I think if I was planning to burgle Jessie’s house I’d go for the traditional jemmy-through-the-back-door system.
She hangs up the phone, gives us the key to the house and insists on coming with us, just in case we’re planning on stealing all Jessie’s biscuits.
Inside number 31, we creep through the house in darkness, following her shouting and find her wrapped in a duvet on the bedroom floor. Uninjured, a bit confused and muddled up and pretty rubbish on her feet, she has occasional weepy jags.
“What’s wrong with me?”
We help her into a nightie, give her a hand to walk through to the bathroom and Milhouse and I have a wee conference on the stairs.
“Diabetic?”
“Nope. Blood sugar’s ok.”
“Septic?”
“Doesn’t smell septic, not hot enough.”
“Dementia?”
“Could be. House is pretty slick though and you’d think she’d have people staying with her?”

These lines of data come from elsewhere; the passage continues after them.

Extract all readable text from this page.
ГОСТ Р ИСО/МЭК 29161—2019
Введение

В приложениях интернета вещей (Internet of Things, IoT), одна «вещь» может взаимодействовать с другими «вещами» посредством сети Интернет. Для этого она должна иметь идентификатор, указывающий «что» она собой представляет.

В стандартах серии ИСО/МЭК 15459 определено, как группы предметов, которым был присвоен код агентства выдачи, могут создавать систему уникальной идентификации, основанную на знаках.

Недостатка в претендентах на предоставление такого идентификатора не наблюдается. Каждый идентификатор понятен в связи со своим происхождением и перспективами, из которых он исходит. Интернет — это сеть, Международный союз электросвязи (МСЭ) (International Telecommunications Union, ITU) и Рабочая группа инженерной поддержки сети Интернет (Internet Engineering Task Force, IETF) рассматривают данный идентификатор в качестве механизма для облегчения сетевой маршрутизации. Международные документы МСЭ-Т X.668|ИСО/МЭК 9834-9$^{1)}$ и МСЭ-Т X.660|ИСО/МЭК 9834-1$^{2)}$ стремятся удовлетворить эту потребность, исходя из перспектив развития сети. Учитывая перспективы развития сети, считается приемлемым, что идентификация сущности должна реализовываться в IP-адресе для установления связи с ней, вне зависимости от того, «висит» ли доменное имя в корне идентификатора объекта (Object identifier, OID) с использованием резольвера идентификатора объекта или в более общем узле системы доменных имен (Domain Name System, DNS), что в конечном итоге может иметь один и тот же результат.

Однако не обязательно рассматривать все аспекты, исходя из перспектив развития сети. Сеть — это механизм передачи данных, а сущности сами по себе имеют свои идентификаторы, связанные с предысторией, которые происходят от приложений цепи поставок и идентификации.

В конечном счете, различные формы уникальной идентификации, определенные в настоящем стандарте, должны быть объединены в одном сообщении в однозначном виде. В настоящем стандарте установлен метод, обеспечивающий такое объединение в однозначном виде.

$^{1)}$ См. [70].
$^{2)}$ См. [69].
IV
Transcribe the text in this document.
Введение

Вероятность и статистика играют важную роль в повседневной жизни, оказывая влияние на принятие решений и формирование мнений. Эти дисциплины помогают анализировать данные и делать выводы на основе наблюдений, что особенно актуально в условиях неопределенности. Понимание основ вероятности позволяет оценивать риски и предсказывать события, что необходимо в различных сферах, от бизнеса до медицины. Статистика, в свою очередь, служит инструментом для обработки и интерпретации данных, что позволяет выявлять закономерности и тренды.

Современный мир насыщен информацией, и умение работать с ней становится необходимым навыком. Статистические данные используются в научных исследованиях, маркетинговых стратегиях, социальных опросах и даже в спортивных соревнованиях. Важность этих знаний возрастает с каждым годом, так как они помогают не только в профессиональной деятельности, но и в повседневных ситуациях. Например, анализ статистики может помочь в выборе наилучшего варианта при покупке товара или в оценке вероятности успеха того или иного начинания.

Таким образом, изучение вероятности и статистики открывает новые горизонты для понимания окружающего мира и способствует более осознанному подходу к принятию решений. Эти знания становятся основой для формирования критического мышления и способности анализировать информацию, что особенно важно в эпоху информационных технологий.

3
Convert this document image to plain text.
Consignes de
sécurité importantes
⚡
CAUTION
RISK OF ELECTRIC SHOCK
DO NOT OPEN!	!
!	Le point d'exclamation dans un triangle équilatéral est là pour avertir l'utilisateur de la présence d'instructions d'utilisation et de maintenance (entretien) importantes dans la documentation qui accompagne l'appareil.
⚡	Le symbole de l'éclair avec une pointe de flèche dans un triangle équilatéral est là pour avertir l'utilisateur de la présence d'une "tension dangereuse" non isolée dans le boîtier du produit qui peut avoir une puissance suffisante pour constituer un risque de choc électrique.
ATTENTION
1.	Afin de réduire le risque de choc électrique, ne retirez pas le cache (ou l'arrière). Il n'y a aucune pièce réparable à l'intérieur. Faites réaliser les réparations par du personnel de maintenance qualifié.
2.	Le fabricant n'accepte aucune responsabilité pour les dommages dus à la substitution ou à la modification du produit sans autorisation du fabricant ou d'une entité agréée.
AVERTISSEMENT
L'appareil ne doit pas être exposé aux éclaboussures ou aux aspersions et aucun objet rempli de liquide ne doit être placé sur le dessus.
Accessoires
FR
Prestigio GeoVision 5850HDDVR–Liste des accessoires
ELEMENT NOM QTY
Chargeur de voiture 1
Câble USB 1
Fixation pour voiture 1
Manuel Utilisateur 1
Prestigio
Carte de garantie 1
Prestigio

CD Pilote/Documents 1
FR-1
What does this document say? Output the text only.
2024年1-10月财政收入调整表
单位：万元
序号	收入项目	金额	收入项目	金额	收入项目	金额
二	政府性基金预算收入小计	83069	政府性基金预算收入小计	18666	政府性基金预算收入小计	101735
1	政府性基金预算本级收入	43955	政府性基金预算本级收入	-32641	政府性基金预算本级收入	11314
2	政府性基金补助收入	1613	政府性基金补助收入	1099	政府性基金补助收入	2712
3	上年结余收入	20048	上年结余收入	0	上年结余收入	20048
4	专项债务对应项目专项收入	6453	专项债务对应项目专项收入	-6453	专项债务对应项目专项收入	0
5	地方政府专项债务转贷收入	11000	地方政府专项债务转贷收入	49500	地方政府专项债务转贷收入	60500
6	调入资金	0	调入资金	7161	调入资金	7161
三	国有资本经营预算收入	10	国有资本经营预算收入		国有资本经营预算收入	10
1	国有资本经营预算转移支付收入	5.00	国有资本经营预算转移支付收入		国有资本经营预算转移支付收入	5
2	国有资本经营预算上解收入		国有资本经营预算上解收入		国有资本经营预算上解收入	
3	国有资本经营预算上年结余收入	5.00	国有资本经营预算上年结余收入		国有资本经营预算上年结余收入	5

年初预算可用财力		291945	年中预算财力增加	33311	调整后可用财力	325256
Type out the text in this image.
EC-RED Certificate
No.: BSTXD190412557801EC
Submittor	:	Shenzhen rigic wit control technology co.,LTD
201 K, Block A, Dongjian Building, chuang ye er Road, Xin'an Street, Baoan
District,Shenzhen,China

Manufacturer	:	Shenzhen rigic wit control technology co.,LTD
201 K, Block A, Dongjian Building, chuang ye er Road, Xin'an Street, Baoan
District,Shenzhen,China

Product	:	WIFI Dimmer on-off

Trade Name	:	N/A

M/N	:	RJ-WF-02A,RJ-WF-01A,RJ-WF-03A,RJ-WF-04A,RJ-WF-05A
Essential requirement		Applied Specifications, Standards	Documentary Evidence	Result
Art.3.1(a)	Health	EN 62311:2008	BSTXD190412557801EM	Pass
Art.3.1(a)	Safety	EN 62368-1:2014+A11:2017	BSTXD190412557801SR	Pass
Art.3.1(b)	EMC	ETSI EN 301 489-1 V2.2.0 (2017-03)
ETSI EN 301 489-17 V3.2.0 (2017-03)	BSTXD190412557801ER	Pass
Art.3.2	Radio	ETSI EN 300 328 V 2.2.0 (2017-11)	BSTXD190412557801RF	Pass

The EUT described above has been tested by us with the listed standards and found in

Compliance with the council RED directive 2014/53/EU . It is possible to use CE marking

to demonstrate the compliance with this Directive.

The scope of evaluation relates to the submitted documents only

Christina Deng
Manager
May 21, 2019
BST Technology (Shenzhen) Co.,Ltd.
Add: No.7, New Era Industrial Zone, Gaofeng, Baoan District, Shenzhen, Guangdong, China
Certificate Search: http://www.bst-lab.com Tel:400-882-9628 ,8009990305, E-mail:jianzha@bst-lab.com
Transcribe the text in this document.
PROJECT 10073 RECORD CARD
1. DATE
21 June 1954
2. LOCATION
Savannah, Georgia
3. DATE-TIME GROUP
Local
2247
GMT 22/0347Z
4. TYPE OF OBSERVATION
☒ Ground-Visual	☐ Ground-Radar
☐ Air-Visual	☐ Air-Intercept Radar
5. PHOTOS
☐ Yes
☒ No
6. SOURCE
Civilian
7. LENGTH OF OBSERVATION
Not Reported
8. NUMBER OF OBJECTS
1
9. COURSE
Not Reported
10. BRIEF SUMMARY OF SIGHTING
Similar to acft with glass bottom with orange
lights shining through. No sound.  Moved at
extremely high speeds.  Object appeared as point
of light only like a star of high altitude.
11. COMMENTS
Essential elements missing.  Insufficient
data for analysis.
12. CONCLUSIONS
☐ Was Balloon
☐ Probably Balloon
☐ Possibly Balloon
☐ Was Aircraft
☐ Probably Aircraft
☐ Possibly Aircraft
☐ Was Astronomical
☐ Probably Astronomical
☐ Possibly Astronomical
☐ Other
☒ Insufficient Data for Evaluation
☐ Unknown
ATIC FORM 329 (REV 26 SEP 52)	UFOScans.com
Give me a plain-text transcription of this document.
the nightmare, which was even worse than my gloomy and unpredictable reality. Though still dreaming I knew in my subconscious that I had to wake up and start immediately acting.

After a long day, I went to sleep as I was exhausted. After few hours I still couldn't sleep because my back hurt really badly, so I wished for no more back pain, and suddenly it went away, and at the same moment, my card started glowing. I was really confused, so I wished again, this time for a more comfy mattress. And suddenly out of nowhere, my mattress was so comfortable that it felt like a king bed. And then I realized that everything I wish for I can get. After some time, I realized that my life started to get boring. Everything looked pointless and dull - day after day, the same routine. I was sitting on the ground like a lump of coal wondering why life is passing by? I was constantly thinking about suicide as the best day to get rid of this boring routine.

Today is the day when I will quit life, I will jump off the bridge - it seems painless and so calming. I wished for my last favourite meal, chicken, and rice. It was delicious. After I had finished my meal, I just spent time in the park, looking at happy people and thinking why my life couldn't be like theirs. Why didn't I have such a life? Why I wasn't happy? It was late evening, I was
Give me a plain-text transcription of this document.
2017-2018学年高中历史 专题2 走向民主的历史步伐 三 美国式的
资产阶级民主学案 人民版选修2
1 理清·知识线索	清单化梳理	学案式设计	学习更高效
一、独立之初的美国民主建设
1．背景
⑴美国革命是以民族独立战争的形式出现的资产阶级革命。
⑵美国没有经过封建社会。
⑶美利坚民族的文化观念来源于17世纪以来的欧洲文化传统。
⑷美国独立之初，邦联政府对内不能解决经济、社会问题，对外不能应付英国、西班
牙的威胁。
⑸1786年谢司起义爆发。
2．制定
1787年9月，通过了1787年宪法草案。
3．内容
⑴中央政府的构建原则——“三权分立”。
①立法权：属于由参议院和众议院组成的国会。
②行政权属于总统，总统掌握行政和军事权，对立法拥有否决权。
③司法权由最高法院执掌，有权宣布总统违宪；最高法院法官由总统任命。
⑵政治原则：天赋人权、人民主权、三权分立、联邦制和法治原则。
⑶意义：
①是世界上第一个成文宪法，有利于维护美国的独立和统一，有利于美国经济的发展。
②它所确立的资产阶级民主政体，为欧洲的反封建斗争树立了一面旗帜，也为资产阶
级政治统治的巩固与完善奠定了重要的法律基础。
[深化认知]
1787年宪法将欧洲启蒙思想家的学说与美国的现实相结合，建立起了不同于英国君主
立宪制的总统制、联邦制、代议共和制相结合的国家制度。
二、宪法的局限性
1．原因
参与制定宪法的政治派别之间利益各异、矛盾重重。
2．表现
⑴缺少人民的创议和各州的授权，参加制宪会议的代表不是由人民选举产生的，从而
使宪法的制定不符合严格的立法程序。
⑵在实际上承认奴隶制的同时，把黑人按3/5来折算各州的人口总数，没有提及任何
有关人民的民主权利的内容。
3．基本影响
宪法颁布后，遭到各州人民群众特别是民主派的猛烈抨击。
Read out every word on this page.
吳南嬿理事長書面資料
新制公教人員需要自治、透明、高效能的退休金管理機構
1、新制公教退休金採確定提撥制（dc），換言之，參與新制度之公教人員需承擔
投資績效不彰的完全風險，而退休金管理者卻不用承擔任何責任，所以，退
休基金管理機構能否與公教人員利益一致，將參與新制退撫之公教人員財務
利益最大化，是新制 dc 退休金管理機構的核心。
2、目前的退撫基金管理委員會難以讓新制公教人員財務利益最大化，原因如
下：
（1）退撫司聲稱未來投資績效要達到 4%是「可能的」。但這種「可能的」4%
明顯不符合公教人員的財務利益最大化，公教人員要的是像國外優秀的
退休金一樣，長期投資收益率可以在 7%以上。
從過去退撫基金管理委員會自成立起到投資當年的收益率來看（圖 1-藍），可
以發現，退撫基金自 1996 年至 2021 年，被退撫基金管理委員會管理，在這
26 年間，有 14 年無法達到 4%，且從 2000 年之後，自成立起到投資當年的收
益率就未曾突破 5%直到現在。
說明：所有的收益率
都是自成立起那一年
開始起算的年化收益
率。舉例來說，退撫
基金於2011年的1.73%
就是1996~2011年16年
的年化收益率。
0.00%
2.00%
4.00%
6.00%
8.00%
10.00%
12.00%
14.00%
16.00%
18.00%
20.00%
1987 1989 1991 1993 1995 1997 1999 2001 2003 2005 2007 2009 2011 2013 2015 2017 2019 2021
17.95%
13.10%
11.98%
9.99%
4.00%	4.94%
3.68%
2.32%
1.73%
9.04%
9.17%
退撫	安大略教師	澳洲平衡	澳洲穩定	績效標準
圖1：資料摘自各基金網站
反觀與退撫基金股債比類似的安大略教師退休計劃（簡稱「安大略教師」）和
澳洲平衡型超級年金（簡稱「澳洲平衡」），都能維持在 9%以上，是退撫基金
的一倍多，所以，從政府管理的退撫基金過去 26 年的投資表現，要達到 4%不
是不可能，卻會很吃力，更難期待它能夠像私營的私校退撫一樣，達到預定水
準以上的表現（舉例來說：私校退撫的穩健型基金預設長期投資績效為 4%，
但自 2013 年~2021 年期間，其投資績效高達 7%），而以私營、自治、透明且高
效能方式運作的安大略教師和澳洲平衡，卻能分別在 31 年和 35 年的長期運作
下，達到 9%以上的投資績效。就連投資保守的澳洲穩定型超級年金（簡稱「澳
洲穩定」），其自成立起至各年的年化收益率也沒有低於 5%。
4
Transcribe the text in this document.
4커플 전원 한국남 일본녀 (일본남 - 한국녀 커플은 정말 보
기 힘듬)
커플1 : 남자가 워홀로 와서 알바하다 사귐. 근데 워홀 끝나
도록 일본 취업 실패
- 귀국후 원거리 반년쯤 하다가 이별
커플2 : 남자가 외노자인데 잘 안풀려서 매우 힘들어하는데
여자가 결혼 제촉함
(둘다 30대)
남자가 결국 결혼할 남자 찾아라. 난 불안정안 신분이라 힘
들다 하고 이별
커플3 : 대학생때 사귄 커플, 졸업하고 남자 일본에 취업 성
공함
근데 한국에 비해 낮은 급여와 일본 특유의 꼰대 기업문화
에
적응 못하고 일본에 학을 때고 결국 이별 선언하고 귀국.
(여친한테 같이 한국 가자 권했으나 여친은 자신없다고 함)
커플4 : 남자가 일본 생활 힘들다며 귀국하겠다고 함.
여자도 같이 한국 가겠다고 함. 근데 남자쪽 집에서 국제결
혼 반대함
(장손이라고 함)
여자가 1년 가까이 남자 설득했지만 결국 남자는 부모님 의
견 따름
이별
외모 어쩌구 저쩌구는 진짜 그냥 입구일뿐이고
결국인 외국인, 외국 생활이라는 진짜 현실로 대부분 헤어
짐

Jessie totters out of the bathroom, nearly loses her balance and Milhouse catches her. She lifts a hand to his face, clumsily strokes his stubble.
“You’ve lovely…”
We help her down stairs and into the ambulance, her neighbour watches me keenly as I lock the front door behind us. I’m about to let Milhouse know that we’re ready to roll when he leans in close.
“Can you smell vodka on her?”
“Not that I’d noticed.”
He shrugs.
Her conversation en route swings wildly from maudlin to shockingly flirtatious. At A&E I hand her over to a nurse with “This is Jessie, collapse query cause, but I think she could be PFO.”
The nurse pops a breathalyser into Jessie’s mouth.
“Blow.”
She doesn’t try very hard, just exhales gently. Even with a weak breath sample, she blows four times the legal driving limit before we leave her on a trolley to sober up.